Operating outside these rigid frameworks has forced Carolyn and her team to get creative. Working without prescriptive KPIs or top-down directives opened space for experimentation. Now, they’ve been able to pilot progams, evaluate their impact, and take that evidence to government.
Still, there’s a cost to that freedom. Inconsistent funding creates burnout and instability. “We’re losing good people with incredible knowledge and expertise and passion because they don’t have job security. That’s not really fair for them. They want to buy houses; they want to secure their own family’s future.”

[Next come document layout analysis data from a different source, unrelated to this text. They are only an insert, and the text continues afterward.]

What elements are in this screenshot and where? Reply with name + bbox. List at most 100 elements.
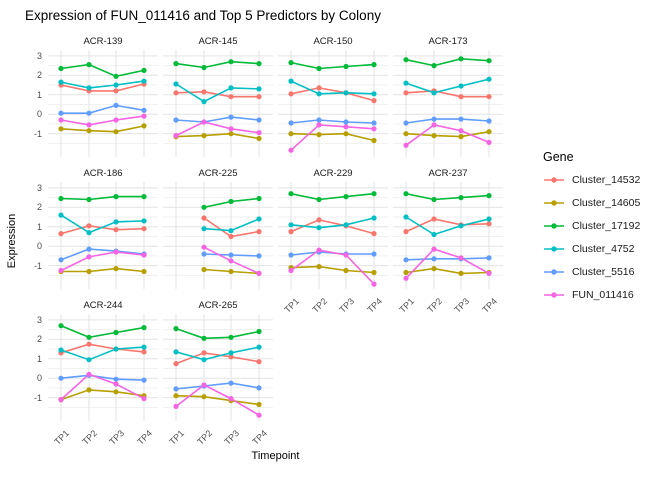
data-point — [288, 78, 294, 84]
data-point — [343, 252, 349, 258]
x-tick-label: TP2 — [310, 296, 330, 315]
data-point — [371, 120, 377, 126]
data-point — [431, 246, 437, 252]
series-line-Cluster_5516 — [405, 257, 490, 261]
series-points — [403, 191, 492, 281]
legend-label: FUN_011416 — [572, 289, 634, 301]
series-line-Cluster_17192 — [175, 60, 260, 69]
legend-entry-FUN_011416: FUN_011416 — [543, 289, 669, 301]
data-point — [228, 126, 234, 132]
data-point — [113, 266, 119, 272]
data-point — [371, 269, 377, 276]
data-point — [288, 91, 294, 97]
data-point — [86, 110, 92, 116]
legend-title: Gene — [543, 150, 574, 164]
data-point — [113, 376, 119, 382]
series-line-Cluster_4752 — [60, 214, 145, 234]
data-point — [173, 393, 179, 399]
legend-key-icon — [544, 246, 564, 252]
series-line-Cluster_14605 — [175, 132, 260, 140]
data-point — [113, 227, 119, 233]
data-point — [256, 344, 262, 350]
series-lines — [405, 57, 490, 146]
y-tick-label: 0 — [36, 373, 42, 384]
data-point — [288, 222, 294, 228]
data-point — [228, 131, 234, 137]
legend-key-icon — [544, 177, 564, 183]
data-point — [86, 254, 92, 260]
data-point — [173, 90, 179, 96]
data-point — [371, 62, 377, 68]
data-point — [486, 129, 492, 135]
data-point — [201, 64, 207, 71]
facet-panel-ACR-244 — [48, 314, 158, 421]
data-point — [58, 79, 64, 85]
series-line-FUN_011416 — [175, 384, 260, 416]
data-point — [431, 231, 437, 238]
data-point — [256, 195, 262, 202]
data-point — [343, 131, 349, 137]
gridlines — [163, 50, 273, 157]
data-point — [431, 133, 437, 139]
data-point — [201, 357, 207, 363]
series-lines — [290, 192, 375, 285]
data-point — [228, 252, 234, 258]
y-tick-label: 1 — [36, 221, 42, 232]
data-point — [288, 120, 294, 126]
series-line-Cluster_4752 — [60, 346, 145, 361]
data-point — [86, 62, 92, 68]
data-point — [113, 117, 119, 123]
facet-panel-ACR-173 — [393, 50, 503, 157]
data-point — [86, 246, 92, 252]
series-points — [173, 59, 262, 142]
data-point — [113, 73, 119, 79]
data-point — [228, 59, 234, 65]
series-line-Cluster_14532 — [60, 83, 145, 92]
series-lines — [60, 63, 145, 133]
data-point — [431, 266, 437, 272]
series-lines — [290, 61, 375, 151]
series-line-Cluster_14605 — [290, 265, 375, 274]
data-point — [201, 394, 207, 400]
legend-label: Cluster_5516 — [572, 266, 635, 278]
data-point — [113, 219, 119, 225]
series-line-Cluster_14532 — [405, 90, 489, 98]
data-point — [58, 375, 64, 381]
data-point — [173, 349, 179, 355]
data-point — [141, 252, 147, 258]
data-point — [403, 120, 409, 126]
data-point — [173, 117, 179, 123]
series-line-Cluster_5516 — [60, 248, 145, 261]
facet-panel-ACR-145 — [163, 50, 273, 157]
data-point — [86, 371, 92, 377]
data-point — [431, 116, 437, 122]
y-tick-label: 3 — [36, 314, 42, 325]
y-tick-label: 1 — [36, 353, 42, 364]
data-point — [431, 122, 437, 128]
x-tick-label: TP3 — [337, 296, 357, 315]
legend-entries: Cluster_14532 Cluster_14605 Cluster_17192 C… — [543, 174, 669, 301]
data-point — [86, 128, 92, 134]
data-point — [201, 119, 207, 125]
y-tick-label: 3 — [36, 50, 42, 61]
facet-strip-ACR-139: ACR-139 — [83, 36, 123, 47]
data-point — [58, 65, 64, 72]
data-point — [403, 80, 409, 86]
data-point — [228, 198, 234, 205]
data-point — [141, 396, 147, 402]
data-point — [316, 217, 322, 223]
data-point — [403, 229, 409, 235]
series-points — [58, 194, 147, 275]
data-point — [403, 131, 409, 137]
data-point — [58, 267, 64, 274]
data-point — [403, 142, 409, 148]
data-point — [256, 135, 262, 142]
series-lines — [175, 60, 260, 140]
data-point — [316, 247, 322, 253]
series-line-Cluster_4752 — [290, 217, 375, 229]
data-point — [316, 65, 322, 72]
series-line-Cluster_14605 — [60, 389, 145, 401]
data-point — [288, 252, 294, 258]
data-point — [316, 196, 322, 203]
data-point — [458, 134, 464, 140]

Hope, tenacity and long-term vision
It takes extraordinary grit to transform crisis into innovation, but Carolyn has done just that – challenging institutional norms and becoming a force for broader cultural and policy change. “With every single thing we’ve done as an organisation, it’s being tenacious and not accepting no.”
“With every single thing we’ve done as an organisation, it’s being tenacious and not accepting no.”
After years of scrapping for resources and building relationships from the ground up, she’s beginning to see change – proof that grit and vision can shift the centre of gravity in even the most entrenched systems.
The role hope & tenacity play
“Our organisation has survived off the smell of an oily rag for so many years. We’ve met the adversity, and we’re seeing some really positive changes coming through.”
Carolyn’s work is a reminder that some of the most transformative ideas come from those closest to the ground and furthest from convention. In refusing to replicate broken systems, she’s shown what it means to rebuild from care, with courage, and in community.